I worked with equipment in the past that got rid of fans by using the basic "heat rises" premise to create airflow. In this case, small slots at a lower corner edge and small slots at a higher corner edge created actual "flow" (that you could feel) without fans.

Of course the size of those slots... that's an experimental thing. ;)
 
Since it appears that you have clear glass doors, why not just remove them? The view of the equipment will be the same, you won't get anymore dust than you would with a blower, the cost is zero and no messing with moving equipment to cut holes.
 

rrockoff

Active Member
acdcelectric,

Thanks for the suggestion. The doors are solid wood. The picture on the left shows the cabinet with the doors closed and the picture on the right shows the cabinet with the doors open. I agree it would make sense to leave the doors off if they were glass doors. My wife does not like the fact that I leave the cabinet doors open all the time right now.

Rod
 

Digger

Senior Member
What is above the cabinet?

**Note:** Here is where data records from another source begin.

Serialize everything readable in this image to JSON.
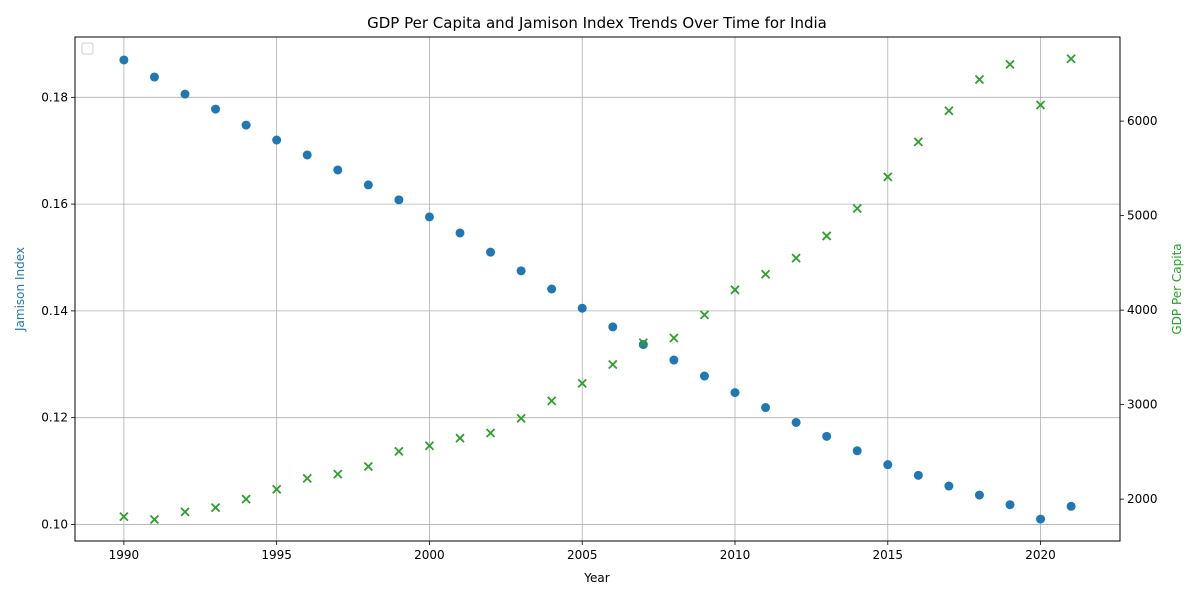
{
  "chart_data": {
    "type": "scatter",
    "title": "GDP Per Capita and Jamison Index Trends Over Time for India",
    "xlabel": "Year",
    "ylabel_left": "Jamison Index",
    "ylabel_right": "GDP Per Capita",
    "xlim": [
      1988.4,
      2022.6
    ],
    "ylim_left": [
      0.0969,
      0.1913
    ],
    "ylim_right": [
      1557,
      6890
    ],
    "x_ticks": [
      1990,
      1995,
      2000,
      2005,
      2010,
      2015,
      2020
    ],
    "y_ticks_left": [
      0.1,
      0.12,
      0.14,
      0.16,
      0.18
    ],
    "y_ticks_right": [
      2000,
      3000,
      4000,
      5000,
      6000
    ],
    "grid": true,
    "legend": "top-left (empty)",
    "series": [
      {
        "name": "Jamison Index",
        "axis": "left",
        "marker": "circle",
        "color": "#1f77b4",
        "x": [
          1990,
          1991,
          1992,
          1993,
          1994,
          1995,
          1996,
          1997,
          1998,
          1999,
          2000,
          2001,
          2002,
          2003,
          2004,
          2005,
          2006,
          2007,
          2008,
          2009,
          2010,
          2011,
          2012,
          2013,
          2014,
          2015,
          2016,
          2017,
          2018,
          2019,
          2020,
          2021
        ],
        "y": [
          0.187,
          0.1838,
          0.1806,
          0.1778,
          0.1748,
          0.172,
          0.1692,
          0.1664,
          0.1636,
          0.1608,
          0.1576,
          0.1546,
          0.151,
          0.1475,
          0.1441,
          0.1405,
          0.137,
          0.1337,
          0.1308,
          0.1278,
          0.1247,
          0.1219,
          0.1191,
          0.1165,
          0.1138,
          0.1112,
          0.1092,
          0.1072,
          0.1055,
          0.1037,
          0.101,
          0.1034
        ]
      },
      {
        "name": "GDP Per Capita",
        "axis": "right",
        "marker": "x",
        "color": "#2ca02c",
        "x": [
          1990,
          1991,
          1992,
          1993,
          1994,
          1995,
          1996,
          1997,
          1998,
          1999,
          2000,
          2001,
          2002,
          2003,
          2004,
          2005,
          2006,
          2007,
          2008,
          2009,
          2010,
          2011,
          2012,
          2013,
          2014,
          2015,
          2016,
          2017,
          2018,
          2019,
          2020,
          2021
        ],
        "y": [
          1815,
          1785,
          1865,
          1910,
          2000,
          2105,
          2220,
          2265,
          2345,
          2505,
          2565,
          2645,
          2700,
          2855,
          3040,
          3225,
          3425,
          3655,
          3705,
          3950,
          4215,
          4380,
          4550,
          4785,
          5075,
          5410,
          5780,
          6110,
          6440,
          6600,
          6170,
          6660
        ]
      }
    ]
  },
  "colors": {
    "left_axis_label": "#1f77b4",
    "right_axis_label": "#2ca02c",
    "grid": "#b0b0b0"
  }
}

If that is a soffit area with dead space you might want to vent out there and into the room in the winter (after all you are paying for all that heat) and vent outside in the summer).
 

SkyBolt

Member
I used 4' duct work with x10 powered duct fans from smarthome. You may want to consider vents for the TV as well. If the wall in back of everything is hollow you can cut vents in the wall directly and use the path way between the studs as you duct work,that might make things a bit easier. That way you could cut a vent in the bottom of the cabinet and one inside on top back and use a HVAC powered duct vent to move the air.